Quantitative Reasoning 2
Courses designated as satisfying the second stage of the QR requirement build upon the skills that students have mastered in QR1 (i.e., arithmetic, consumer issues, practical geometry, linear equations and linear growth, compound interest and exponential growth, data presentation and description, and basic probability and statistics). This can be accomplished in two ways (or a combination). First, a QR2 course might expand upon the ideas from QR1 in an applied setting, permitting students to see, in more depth, how these tools are used to solve problems in a specific discipline (or disciplines). Second, a QR2 course might build upon the skills covered in QR1 by increasing the breadth of quantitative skills that a student has mastered. In either case, QR2 courses will include the study of quantitative skills as a central and indispensable aspect of the course. The breadth and/or depth and the level of sophistication in a QR2 course should be above that of QR1, requiring students to master quantitative skills that are truly at the college level. Such skills might include, for example, one or more of the following:
- Study of rates of change in various systems with the aid of numerical methods, the calculus, and/or differential equations.

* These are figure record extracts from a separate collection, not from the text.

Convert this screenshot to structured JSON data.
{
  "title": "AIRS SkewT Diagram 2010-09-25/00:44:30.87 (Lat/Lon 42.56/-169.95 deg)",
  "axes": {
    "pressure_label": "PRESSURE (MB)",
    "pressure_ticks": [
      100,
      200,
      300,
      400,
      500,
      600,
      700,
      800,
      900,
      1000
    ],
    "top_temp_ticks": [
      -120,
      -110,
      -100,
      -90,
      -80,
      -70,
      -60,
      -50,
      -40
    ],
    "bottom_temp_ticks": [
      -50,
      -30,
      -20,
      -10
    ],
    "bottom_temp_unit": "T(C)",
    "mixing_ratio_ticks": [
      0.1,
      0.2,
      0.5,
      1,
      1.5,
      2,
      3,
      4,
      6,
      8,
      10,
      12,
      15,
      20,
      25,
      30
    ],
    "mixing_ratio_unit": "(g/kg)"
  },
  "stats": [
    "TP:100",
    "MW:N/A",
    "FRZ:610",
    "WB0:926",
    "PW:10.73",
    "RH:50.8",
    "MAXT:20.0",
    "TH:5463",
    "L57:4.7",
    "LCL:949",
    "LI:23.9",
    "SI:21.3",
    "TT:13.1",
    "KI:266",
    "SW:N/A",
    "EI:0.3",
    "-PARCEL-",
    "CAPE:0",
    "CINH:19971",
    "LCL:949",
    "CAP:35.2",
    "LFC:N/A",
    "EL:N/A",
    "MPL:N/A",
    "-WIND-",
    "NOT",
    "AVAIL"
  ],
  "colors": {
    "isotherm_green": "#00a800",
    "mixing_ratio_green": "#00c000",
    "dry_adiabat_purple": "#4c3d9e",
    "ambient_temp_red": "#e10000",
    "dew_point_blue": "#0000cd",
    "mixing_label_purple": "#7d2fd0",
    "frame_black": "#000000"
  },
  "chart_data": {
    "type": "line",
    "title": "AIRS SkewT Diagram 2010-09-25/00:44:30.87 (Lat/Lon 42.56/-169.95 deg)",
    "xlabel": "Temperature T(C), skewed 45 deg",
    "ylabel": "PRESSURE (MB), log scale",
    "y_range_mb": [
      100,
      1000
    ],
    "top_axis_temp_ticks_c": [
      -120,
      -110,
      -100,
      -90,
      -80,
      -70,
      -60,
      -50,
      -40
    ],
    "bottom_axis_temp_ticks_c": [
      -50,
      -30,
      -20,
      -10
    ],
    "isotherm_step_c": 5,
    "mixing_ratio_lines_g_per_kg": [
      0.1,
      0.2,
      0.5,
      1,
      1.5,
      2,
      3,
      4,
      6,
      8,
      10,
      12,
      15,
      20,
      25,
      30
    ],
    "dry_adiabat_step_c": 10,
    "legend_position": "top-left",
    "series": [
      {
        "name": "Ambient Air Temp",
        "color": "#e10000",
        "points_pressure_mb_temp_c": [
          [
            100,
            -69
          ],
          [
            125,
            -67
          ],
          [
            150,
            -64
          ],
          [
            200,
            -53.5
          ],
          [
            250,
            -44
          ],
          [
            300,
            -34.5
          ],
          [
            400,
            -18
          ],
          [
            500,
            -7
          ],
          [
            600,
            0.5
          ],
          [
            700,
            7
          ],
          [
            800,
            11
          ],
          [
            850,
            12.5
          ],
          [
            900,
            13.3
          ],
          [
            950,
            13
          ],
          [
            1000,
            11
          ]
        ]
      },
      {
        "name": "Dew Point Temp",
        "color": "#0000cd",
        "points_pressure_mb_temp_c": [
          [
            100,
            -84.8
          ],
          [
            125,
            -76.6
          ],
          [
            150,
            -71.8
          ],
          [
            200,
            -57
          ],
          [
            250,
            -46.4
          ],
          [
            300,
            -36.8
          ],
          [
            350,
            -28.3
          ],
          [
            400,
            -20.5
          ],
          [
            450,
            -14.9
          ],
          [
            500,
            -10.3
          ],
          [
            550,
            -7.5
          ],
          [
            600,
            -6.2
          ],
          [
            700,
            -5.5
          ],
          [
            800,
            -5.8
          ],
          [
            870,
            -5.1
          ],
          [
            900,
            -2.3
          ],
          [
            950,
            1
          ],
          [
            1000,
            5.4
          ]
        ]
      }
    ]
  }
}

- The study of forms and shapes with the aid of geometry.
- The study of system behavior, competition, game strategies, and/or decision making, with the aid of probability theory.
- The study of measurement, data collection, cause and effect relationships, and/or patterns with the aid of statistical methods.
- The study of system properties that are expressed and evaluated with the aid of algebra.
- The study of resource allocation, planning and scheduling with the aid of linear programming.
Courses that satisfy the QR2 requirement need not necessarily exhibit a computing component, but its inclusion can enrich the content of the course. For example, the use of computers is encouraged to automate computation, test algorithms, and build and assess the validity of models of complex quantitative systems.